What is the difference between Surrogate Key and Primary Key? | LinkedIn
Introduction
There is no difference to the meanings below due to the data model; these are relational database management system (RDBMS) concepts. Whether you are using a normalized model or a dimensional model, the "primary key", "surrogate key", "natural key", and "alternate key" terms all have the same meanings.
A Google search turned up lots of places to read up on keys, including these:
Primary Key
A Primary Key (PK) in a database table uniquely identifies a row in the table. There can be only one PK per table. Depending on the database engine being used, a PK may require the explicit creation of a unique index or the database engine may automatically create such an index for the column or columns identified as the PK column(s).
A primary key can consist of a single column using a "surrogate" value or be made up of one or more columns in the table that will uniquely identify a row (also called a "natural" or "meaningful" key).
Surrogate Key, aka Meaningless Key
The term "Surrogate Key" describes a particular type of Primary Key (PK). There really is no such thing as a "Surrogate Key". There are Primary Keys that use surrogate values. A PK that uses a surrogate value always consists of only one column.
The surrogate value is generally a system-generated value that nobody would know what it is to search for from a query.

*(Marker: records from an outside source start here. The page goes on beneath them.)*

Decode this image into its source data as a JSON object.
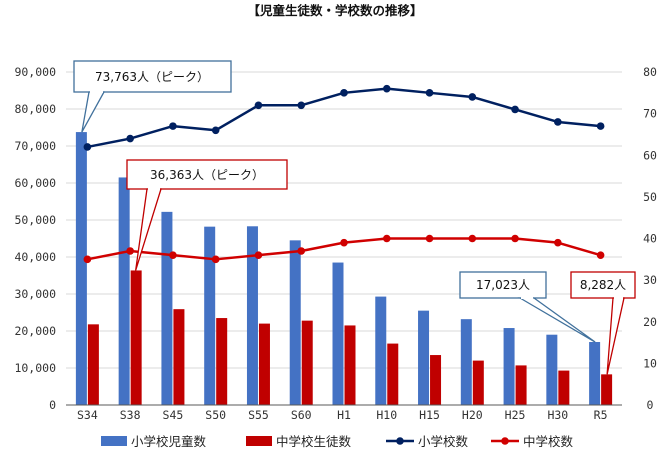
{
  "colors": {
    "elementary_bar": "#4472C4",
    "junior_bar": "#C00000",
    "elementary_line": "#002060",
    "junior_line": "#D00000",
    "callout_blue": "#41719C",
    "callout_red": "#C00000",
    "grid": "#D9D9D9",
    "axis": "#595959"
  },
  "chart_data": {
    "type": "bar",
    "title": "【児童生徒数・学校数の推移】",
    "categories": [
      "S34",
      "S38",
      "S45",
      "S50",
      "S55",
      "S60",
      "H1",
      "H10",
      "H15",
      "H20",
      "H25",
      "H30",
      "R5"
    ],
    "y_left": {
      "lim": [
        0,
        90000
      ],
      "ticks": [
        "0",
        "10,000",
        "20,000",
        "30,000",
        "40,000",
        "50,000",
        "60,000",
        "70,000",
        "80,000",
        "90,000"
      ]
    },
    "y_right": {
      "lim": [
        0,
        80
      ],
      "ticks": [
        "0",
        "10",
        "20",
        "30",
        "40",
        "50",
        "60",
        "70",
        "80"
      ]
    },
    "series": [
      {
        "name": "小学校児童数",
        "kind": "bar",
        "axis": "left",
        "values": [
          73763,
          61500,
          52200,
          48200,
          48300,
          44500,
          38500,
          29300,
          25500,
          23200,
          20800,
          19000,
          17023
        ]
      },
      {
        "name": "中学校生徒数",
        "kind": "bar",
        "axis": "left",
        "values": [
          21800,
          36363,
          25900,
          23500,
          22000,
          22800,
          21500,
          16600,
          13500,
          12000,
          10700,
          9300,
          8282
        ]
      },
      {
        "name": "小学校数",
        "kind": "line",
        "axis": "right",
        "values": [
          62,
          64,
          67,
          66,
          72,
          72,
          75,
          76,
          75,
          74,
          71,
          68,
          67
        ]
      },
      {
        "name": "中学校数",
        "kind": "line",
        "axis": "right",
        "values": [
          35,
          37,
          36,
          35,
          36,
          37,
          39,
          40,
          40,
          40,
          40,
          39,
          36
        ]
      }
    ],
    "legend": [
      "小学校児童数",
      "中学校生徒数",
      "小学校数",
      "中学校数"
    ],
    "legend_position": "bottom",
    "grid": true,
    "annotations": [
      {
        "text": "73,763人（ピーク）",
        "color": "blue",
        "series": 0,
        "index": 0
      },
      {
        "text": "36,363人（ピーク）",
        "color": "red",
        "series": 1,
        "index": 1
      },
      {
        "text": "17,023人",
        "color": "blue",
        "series": 0,
        "index": 12
      },
      {
        "text": "8,282人",
        "color": "red",
        "series": 1,
        "index": 12
      }
    ]
  }
}
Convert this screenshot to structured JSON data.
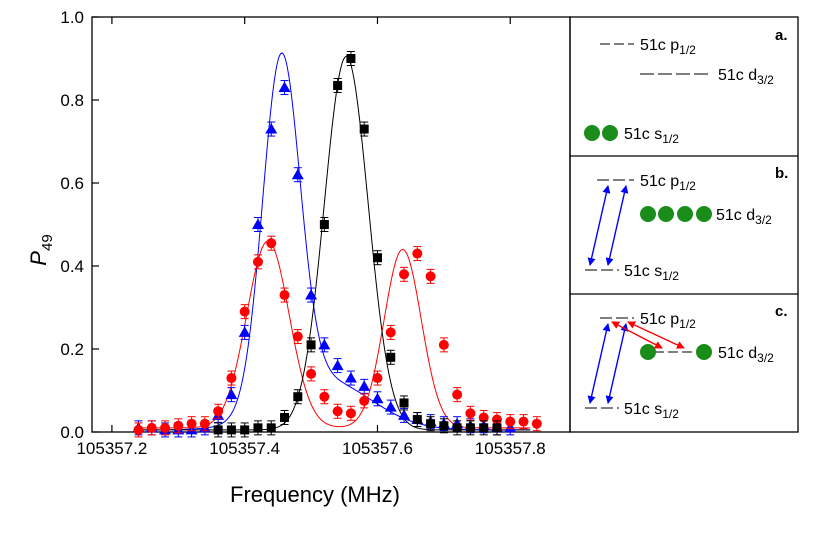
{
  "chart_data": {
    "type": "scatter",
    "xlabel": "Frequency (MHz)",
    "ylabel": "P",
    "ylabel_sub": "49",
    "xlim": [
      105357.17,
      105357.89
    ],
    "ylim": [
      0,
      1.0
    ],
    "xticks": [
      105357.2,
      105357.4,
      105357.6,
      105357.8
    ],
    "xtick_labels": [
      "105357.2",
      "105357.4",
      "105357.6",
      "105357.8"
    ],
    "yticks": [
      0.0,
      0.2,
      0.4,
      0.6,
      0.8,
      1.0
    ],
    "ytick_labels": [
      "0.0",
      "0.2",
      "0.4",
      "0.6",
      "0.8",
      "1.0"
    ],
    "grid": false,
    "series": [
      {
        "marker": "triangle",
        "color": "#0000ff",
        "x": [
          105357.24,
          105357.26,
          105357.28,
          105357.3,
          105357.32,
          105357.34,
          105357.36,
          105357.38,
          105357.4,
          105357.42,
          105357.44,
          105357.46,
          105357.48,
          105357.5,
          105357.52,
          105357.54,
          105357.56,
          105357.58,
          105357.6,
          105357.62,
          105357.64,
          105357.66,
          105357.68,
          105357.7,
          105357.72,
          105357.74,
          105357.76,
          105357.78,
          105357.8
        ],
        "y": [
          0.01,
          0.01,
          0.005,
          0.005,
          0.005,
          0.01,
          0.04,
          0.09,
          0.24,
          0.5,
          0.73,
          0.83,
          0.62,
          0.33,
          0.21,
          0.16,
          0.13,
          0.11,
          0.08,
          0.06,
          0.04,
          0.03,
          0.025,
          0.02,
          0.02,
          0.015,
          0.015,
          0.01,
          0.01
        ]
      },
      {
        "marker": "circle",
        "color": "#ff0000",
        "x": [
          105357.24,
          105357.26,
          105357.28,
          105357.3,
          105357.32,
          105357.34,
          105357.36,
          105357.38,
          105357.4,
          105357.42,
          105357.44,
          105357.46,
          105357.48,
          105357.5,
          105357.52,
          105357.54,
          105357.56,
          105357.58,
          105357.6,
          105357.62,
          105357.64,
          105357.66,
          105357.68,
          105357.7,
          105357.72,
          105357.74,
          105357.76,
          105357.78,
          105357.8,
          105357.82,
          105357.84
        ],
        "y": [
          0.005,
          0.01,
          0.01,
          0.015,
          0.02,
          0.02,
          0.05,
          0.13,
          0.29,
          0.41,
          0.455,
          0.33,
          0.23,
          0.14,
          0.085,
          0.05,
          0.045,
          0.075,
          0.13,
          0.24,
          0.38,
          0.43,
          0.375,
          0.21,
          0.09,
          0.045,
          0.035,
          0.03,
          0.025,
          0.025,
          0.02
        ]
      },
      {
        "marker": "square",
        "color": "#000000",
        "x": [
          105357.36,
          105357.38,
          105357.4,
          105357.42,
          105357.44,
          105357.46,
          105357.48,
          105357.5,
          105357.52,
          105357.54,
          105357.56,
          105357.58,
          105357.6,
          105357.62,
          105357.64,
          105357.66,
          105357.68,
          105357.7,
          105357.72,
          105357.74,
          105357.76,
          105357.78
        ],
        "y": [
          0.005,
          0.005,
          0.005,
          0.01,
          0.01,
          0.035,
          0.085,
          0.21,
          0.5,
          0.835,
          0.9,
          0.73,
          0.42,
          0.18,
          0.07,
          0.03,
          0.02,
          0.015,
          0.01,
          0.01,
          0.01,
          0.01
        ]
      }
    ],
    "fits": [
      {
        "color": "#0000ff",
        "peaks": [
          [
            105357.455,
            0.83,
            0.028
          ],
          [
            105357.52,
            0.12,
            0.07
          ]
        ],
        "baseline": 0.005
      },
      {
        "color": "#ff0000",
        "peaks": [
          [
            105357.435,
            0.45,
            0.032
          ],
          [
            105357.638,
            0.43,
            0.028
          ]
        ],
        "baseline": 0.01
      },
      {
        "color": "#000000",
        "peaks": [
          [
            105357.553,
            0.9,
            0.033
          ]
        ],
        "baseline": 0.005
      }
    ]
  },
  "panels": [
    {
      "tag": "a.",
      "p_label": "51c p",
      "p_sub": "1/2",
      "d_label": "51c d",
      "d_sub": "3/2",
      "s_label": "51c s",
      "s_sub": "1/2"
    },
    {
      "tag": "b.",
      "p_label": "51c p",
      "p_sub": "1/2",
      "d_label": "51c d",
      "d_sub": "3/2",
      "s_label": "51c s",
      "s_sub": "1/2"
    },
    {
      "tag": "c.",
      "p_label": "51c p",
      "p_sub": "1/2",
      "d_label": "51c d",
      "d_sub": "3/2",
      "s_label": "51c s",
      "s_sub": "1/2"
    }
  ],
  "colors": {
    "atom": "#1a8c1a",
    "blue": "#0000ff",
    "red": "#ff0000"
  }
}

This PK may then be used as a foreign key (FK) in other tables and used for join conditions.
A Primary Key that uses a surrogate value is also known as a "meaningless" key. A table with only a "surrogate key" (primary key using an arbitrary value) must have an alternate key (AK) (see below). Without an AK, it is very likely that there will be "duplicate" rows in the table. An explanation of this follows below.
Natural Key, aka Meaningful Key
The other type of PK is called a "natural key". A natural (or meaningful) primary key is made up of one or more columns in a row that uniquely identify that row.
The column or columns used for a natural key contain values that have meaning to the business.
If the natural key is the PK, then there can be no surrogate key. If the natural key is not the PK, it is an alternate key.
Alternate Key
While there can be only one primary key in a table, there may be more than one "alternate" keys in a table. These alternate keys are controlled by one or more unique indexes. A table with only a "surrogate key" (primary key using an arbitrary number) and no unique index for an alternate key is useless - you are doomed to have duplicates in rows for every column EXCEPT the surrogate key which does not help you find a unique row at all.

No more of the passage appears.